IL DESTINO DELLA POLONIA
NE “IL TEMPO E LA MEMORIA” (CASALINO PIERLUIGI, ENNEPILIBRI, IMPERIA, 2006)
(DALLA TRAGEDIA DEL 1939 A YALTA, DA YALTA A GIOVANNI PAOLO II)
Durante la Conferenza di Yalta Churchill e Roosevelt dovettero sollevare la questione della Polonia. Stalin, per il quale lo “satus quo” in Polonia era interamente soddisfatto, attese per due sessioni plenarie, finchè l’Occidente fece la prima mossa il 6 febbraio 1945. Persino mentre i due leaders occidentali presentavano le loro posizioni, egli rimase paziente e calmo, sottolineando che gli interessi americani erano, in fondo, marginali, se paragonati a quelli della Russia, e riservandosi di fornire la sua risposta sulla base di su quello che i capi di stato americano o inglese concedevano o richiedevano. Roosevelt doveva tenere conto dei se o sette milioni di polacchi negli Stati Uniti d’America, cui si atteneva per la sua posizione, mentre Churchill riassumeva che gli interessi britannici in Polonia non erano certamente così importanti, ma che si trattava di mantenere fede ad una questione d’onore e di cavalleria.

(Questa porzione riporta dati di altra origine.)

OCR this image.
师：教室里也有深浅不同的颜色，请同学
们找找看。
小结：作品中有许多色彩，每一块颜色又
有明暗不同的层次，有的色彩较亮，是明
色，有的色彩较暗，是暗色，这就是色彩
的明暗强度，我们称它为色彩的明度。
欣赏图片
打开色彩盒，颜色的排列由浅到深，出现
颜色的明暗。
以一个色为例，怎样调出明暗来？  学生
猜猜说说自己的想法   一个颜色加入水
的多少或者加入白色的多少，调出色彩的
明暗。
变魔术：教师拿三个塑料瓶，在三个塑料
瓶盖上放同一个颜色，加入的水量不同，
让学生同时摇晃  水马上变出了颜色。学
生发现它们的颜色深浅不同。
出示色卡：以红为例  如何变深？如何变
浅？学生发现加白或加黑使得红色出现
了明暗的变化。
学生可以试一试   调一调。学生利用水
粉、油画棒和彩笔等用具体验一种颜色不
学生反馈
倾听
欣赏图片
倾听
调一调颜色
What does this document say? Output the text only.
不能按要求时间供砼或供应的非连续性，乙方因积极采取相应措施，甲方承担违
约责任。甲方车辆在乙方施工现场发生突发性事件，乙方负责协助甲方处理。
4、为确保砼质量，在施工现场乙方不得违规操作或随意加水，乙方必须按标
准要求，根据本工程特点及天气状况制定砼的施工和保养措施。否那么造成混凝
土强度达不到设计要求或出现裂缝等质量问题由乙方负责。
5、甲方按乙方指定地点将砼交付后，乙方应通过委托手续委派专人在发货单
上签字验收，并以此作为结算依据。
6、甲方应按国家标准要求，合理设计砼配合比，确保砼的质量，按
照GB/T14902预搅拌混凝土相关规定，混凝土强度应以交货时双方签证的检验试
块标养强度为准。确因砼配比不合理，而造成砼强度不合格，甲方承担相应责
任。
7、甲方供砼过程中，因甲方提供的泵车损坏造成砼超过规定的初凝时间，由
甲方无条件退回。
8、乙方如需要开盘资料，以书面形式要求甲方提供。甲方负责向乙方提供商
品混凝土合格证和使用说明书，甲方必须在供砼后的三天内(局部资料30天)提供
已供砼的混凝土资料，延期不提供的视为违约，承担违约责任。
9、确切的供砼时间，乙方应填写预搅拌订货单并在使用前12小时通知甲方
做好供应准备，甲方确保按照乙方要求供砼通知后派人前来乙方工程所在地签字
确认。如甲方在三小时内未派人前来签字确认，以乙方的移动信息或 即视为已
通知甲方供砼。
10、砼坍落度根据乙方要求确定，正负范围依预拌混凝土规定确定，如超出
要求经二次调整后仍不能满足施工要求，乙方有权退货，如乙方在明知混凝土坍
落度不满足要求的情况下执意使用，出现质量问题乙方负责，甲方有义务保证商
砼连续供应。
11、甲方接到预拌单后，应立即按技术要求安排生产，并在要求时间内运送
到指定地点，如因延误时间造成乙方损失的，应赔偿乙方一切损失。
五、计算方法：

Dal punto di vista della diplomazia sovietica, sia l’onore britannico che l’esigenza dell’America si salvare la faccia con gli immigrati polacchi, potevano essere conciliati in una soluzione russa. I verbali sovietici dell’epoca riportano, d’altra parte, l’atteggiamento di discredito nutrito da Mosca nei confronti di Churchill, sottolineando l’inattendibilità delle dichiarazioni del premier britannico, secondo il quale la Gran Bretagna era entrata in guerra proprio per aiutare la Polonia e che Londra, al contrario, non mantenne le promesse, privando i polacchi delle garanzie assicurate con l’intesa del 1939). Le memorie dello stesso Churchill, del resto, confermano, a testimonianza delle convinzioni sovietiche, l’atteggiamento attendista dell’Inghilterra e della Francia: il leader britannico rivela appunto che Londra e Parigi si concessero davvero una pausa quando la Polonia fu attaccata.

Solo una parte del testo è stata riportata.